Jasmine Roth is back for Season 2 of HGTV’s “Help! I Wrecked My House,” and she has tons of tips on DIY projects and projects that should be left to the professionals.
In the episode “Help! My Reno Has No Plan,” Roth meets with Matt and Sarah, parents of three from Garden Grove, CA, who are in way over their heads. They’ve been doing their own home renovation, but after demolishing half of their house, they’ve realized they don’t know how to rebuild. Now it’s up to Roth to create a beautiful kitchen and living room on a slim $75,000 budget.
Find out how Roth creates a stylish space with limited funds, and get plenty of tips on what to do—and avoid—with your own DIY home renovation.
Never knock down a wall without checking what’s inside
This family had wanted to create a fun spot for their dog in the entryway, so before consulting Roth, Sarah had knocked a hole in one wall. Roth points out how dangerous this can be without assessing what could be behind it (there could be pipes or electrical), although Sarah was lucky enough to not hit anything important.
While putting a hole in the wall wasn’t the smartest move, Roth doesn’t want Sarah to give up on their DIY effort.
“I want you guys to feel you can work on your house still,” she says.
So Roth moves forward with the project and helps build a spot for their dog, but also encourages Sarah to help with a more beginner-friendly project: picking out the paint colors for a colorblocking project in that area.
Sarah picks out some greens and a yellow, then gets to painting.
“These colors totally bring me so much joy and happiness,” she explains. “I can start seeing the space kind of come to life.”
Add a window between rooms
Sarah and Matt have an odd kitchen/living room layout. The kitchen is on one level while the living room is around the corner and down a few steps, making it feel more separated than this family would like. Before Roth joins the project, Sarah and Matt had made a hole in the wall between the kitchen and the sunken living room, trying to open up the space.
Roth approves of the concept, but knows this opening might not be quite the solution this family is looking for. So she adds an industrial-style window that can open and close, creating a stylish feature that can block living room noise when needed.

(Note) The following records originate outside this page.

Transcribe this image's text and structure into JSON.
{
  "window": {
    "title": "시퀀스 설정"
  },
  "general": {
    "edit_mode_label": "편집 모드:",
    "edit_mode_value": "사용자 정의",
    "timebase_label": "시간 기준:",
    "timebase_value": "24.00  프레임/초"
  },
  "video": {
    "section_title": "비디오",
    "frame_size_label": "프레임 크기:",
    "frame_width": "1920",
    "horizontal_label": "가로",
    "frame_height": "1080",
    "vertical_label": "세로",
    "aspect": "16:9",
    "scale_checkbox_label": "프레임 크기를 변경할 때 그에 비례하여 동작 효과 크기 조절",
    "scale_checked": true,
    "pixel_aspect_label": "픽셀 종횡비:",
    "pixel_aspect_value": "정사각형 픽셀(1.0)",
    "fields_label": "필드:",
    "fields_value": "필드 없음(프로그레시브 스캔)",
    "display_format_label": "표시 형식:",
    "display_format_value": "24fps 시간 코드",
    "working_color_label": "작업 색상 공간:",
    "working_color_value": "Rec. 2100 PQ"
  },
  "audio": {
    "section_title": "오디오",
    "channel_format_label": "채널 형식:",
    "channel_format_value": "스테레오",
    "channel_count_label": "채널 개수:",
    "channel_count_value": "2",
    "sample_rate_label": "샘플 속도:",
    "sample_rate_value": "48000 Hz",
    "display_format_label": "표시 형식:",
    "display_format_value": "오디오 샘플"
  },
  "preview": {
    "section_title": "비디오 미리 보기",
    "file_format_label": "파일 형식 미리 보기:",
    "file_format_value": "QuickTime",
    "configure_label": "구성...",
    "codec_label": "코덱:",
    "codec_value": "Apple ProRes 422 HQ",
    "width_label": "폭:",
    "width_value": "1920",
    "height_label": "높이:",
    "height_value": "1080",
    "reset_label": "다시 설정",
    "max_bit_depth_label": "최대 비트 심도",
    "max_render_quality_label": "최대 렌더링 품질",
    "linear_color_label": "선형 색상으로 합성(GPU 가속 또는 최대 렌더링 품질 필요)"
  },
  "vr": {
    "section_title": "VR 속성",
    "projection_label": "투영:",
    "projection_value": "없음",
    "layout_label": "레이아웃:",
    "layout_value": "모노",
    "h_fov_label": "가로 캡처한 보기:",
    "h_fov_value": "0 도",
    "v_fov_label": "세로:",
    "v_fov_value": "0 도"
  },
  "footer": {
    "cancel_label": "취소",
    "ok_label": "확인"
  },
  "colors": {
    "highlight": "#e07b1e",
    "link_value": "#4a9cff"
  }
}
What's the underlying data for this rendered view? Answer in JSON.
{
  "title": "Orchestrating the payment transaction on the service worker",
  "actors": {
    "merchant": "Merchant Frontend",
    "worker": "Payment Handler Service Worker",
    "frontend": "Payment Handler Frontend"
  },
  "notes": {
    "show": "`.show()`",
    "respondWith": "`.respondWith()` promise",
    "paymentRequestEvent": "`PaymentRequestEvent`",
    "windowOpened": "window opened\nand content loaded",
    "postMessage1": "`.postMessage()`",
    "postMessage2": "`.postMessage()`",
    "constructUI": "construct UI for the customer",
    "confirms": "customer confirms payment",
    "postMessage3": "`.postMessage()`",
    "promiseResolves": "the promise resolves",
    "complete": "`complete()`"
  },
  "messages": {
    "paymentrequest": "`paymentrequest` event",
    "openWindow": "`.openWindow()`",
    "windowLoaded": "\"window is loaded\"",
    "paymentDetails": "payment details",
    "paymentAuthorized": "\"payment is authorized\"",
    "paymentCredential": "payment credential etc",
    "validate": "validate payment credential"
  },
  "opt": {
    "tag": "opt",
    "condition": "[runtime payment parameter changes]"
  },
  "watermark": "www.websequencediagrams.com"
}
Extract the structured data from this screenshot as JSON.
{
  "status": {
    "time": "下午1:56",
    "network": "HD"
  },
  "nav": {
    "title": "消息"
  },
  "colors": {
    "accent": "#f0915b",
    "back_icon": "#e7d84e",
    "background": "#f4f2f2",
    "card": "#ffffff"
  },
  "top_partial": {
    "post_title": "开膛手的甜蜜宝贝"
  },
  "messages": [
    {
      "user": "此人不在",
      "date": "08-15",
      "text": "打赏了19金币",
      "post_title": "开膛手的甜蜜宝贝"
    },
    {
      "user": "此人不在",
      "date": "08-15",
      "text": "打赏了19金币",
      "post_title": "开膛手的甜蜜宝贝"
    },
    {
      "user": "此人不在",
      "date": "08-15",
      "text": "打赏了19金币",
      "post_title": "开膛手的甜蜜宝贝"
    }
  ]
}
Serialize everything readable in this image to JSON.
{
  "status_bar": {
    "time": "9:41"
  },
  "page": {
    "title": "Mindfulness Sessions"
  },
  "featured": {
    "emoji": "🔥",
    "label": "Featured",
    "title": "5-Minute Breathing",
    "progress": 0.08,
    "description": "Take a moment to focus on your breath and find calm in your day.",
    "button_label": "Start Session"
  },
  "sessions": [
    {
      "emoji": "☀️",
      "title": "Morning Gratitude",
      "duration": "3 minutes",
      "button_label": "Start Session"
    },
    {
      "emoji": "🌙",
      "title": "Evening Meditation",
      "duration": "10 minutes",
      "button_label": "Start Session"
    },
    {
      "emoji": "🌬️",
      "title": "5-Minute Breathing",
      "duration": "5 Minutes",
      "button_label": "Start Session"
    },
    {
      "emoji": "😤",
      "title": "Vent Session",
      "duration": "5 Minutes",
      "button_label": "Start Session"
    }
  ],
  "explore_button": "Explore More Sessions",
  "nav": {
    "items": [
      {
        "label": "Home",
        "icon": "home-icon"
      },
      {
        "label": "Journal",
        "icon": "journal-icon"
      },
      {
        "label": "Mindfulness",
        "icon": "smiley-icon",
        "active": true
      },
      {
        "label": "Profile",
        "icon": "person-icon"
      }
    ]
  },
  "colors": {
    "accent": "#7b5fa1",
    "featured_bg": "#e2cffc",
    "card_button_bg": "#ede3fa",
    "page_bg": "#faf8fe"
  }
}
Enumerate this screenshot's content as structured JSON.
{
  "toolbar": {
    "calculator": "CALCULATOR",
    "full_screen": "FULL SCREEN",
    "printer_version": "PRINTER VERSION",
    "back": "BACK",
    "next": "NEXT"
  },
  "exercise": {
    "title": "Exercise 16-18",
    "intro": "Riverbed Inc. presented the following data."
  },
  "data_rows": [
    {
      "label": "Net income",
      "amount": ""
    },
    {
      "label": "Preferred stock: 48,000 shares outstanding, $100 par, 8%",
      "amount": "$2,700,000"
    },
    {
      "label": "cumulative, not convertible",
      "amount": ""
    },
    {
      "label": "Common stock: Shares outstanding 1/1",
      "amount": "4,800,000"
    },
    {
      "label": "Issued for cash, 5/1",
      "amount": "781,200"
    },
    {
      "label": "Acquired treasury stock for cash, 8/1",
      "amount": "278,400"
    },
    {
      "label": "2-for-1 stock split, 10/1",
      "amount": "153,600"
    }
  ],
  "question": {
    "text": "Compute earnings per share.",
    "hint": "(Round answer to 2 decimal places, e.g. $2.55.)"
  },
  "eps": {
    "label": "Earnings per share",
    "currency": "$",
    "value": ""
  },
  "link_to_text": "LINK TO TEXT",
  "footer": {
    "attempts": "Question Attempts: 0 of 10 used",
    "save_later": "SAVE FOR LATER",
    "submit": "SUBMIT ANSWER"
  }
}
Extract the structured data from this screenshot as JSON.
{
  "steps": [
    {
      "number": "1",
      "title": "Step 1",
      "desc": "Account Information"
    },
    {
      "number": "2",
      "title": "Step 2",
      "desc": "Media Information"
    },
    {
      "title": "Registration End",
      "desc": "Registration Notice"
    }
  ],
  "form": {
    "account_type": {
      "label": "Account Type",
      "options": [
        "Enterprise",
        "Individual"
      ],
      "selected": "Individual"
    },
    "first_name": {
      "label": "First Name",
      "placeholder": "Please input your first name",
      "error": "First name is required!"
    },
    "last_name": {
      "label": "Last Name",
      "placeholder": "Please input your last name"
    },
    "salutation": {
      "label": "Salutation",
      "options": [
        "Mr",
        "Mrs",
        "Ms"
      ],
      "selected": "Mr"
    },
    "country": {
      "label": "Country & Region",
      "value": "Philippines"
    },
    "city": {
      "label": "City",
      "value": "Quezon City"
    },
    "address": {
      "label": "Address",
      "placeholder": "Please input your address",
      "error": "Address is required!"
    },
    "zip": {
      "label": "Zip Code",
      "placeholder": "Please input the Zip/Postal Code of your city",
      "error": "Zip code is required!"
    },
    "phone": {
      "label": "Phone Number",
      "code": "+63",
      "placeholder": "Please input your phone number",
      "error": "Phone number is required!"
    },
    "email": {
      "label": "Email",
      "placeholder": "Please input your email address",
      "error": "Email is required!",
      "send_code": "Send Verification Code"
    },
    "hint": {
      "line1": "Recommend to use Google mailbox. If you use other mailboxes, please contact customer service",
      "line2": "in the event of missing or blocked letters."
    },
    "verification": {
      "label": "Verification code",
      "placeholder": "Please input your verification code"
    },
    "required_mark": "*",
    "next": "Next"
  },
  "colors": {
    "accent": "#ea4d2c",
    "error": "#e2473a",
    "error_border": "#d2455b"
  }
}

“You guys had the idea to leave the opening,” Roth says. “I love the idea because you guys can be here doing dishes, can still see the kids, and I think the way you had it, it kind of would’ve been connected but not like it is now.”
Now, the rooms feel cohesive, but the space isn’t so open that they need to be careful about noise levels.
Make a prefab island feel custom
Roth installs prefab cabinets in this home (since she can’t afford to go custom), but she still wants the space to feel unique. So she decides to focus on the island.
“I’m trying to figure out clever ways to customize this island within our budget, and one of the ways that I’m going to do that is to order all the cabinetry the same except for this one little end cap,” Roth says.
She has a custom shelving unit added to the edge, which not only provides extra storage, but also adds convenient spots for the family’s many reusable water bottles. It just goes to show that even a prefab kitchen can look custom with a clever built-in.
Add a brass toe kick
To make this kitchen look extra special, Roth decides to add a brass toe kick to the island. She buys a bundle of raw brass strips for just $200 and sands one long piece until it has a distressed look.
“Being able to do something special with this toe kick is an opportunity to make this island stand out,” Roth says of the project.
She then uses glue to attach the brass to the bottom of the island, explaining that this project doesn’t even require screws or nails. Roth’s toe kick ends up looking great, proving this could be a great project for a DIYer.
You don’t have to move an off-center fireplace
If there’s one thing Sarah hates about this house, it’s the fireplace.
When she first shows Roth the living room, she complains about how weird the off-center fireplace looks. She wants to center it, and while Roth doesn’t have the budget to actually move this fireplace, she has an idea to improve this feature.
“We’re going to add shelves, we’re going to add a box to the mantel, and we’re going to add a bench,” Roth says. “And all of those things playing together, with the fireplace, is going to make this whole room feel really symmetrical.”
Roth spends $1,275 on the custom shelving and bench, and just $300 on the new fireplace tile. When the work is done, the off-center fireplace doesn’t look so odd. With the bench and shelving, it looks like this fire feature was always meant to be this way.
The bottom line: You don’t need to invest a lot of money to move an oddly placed fireplace. Sometimes, you just need to change what’s around it.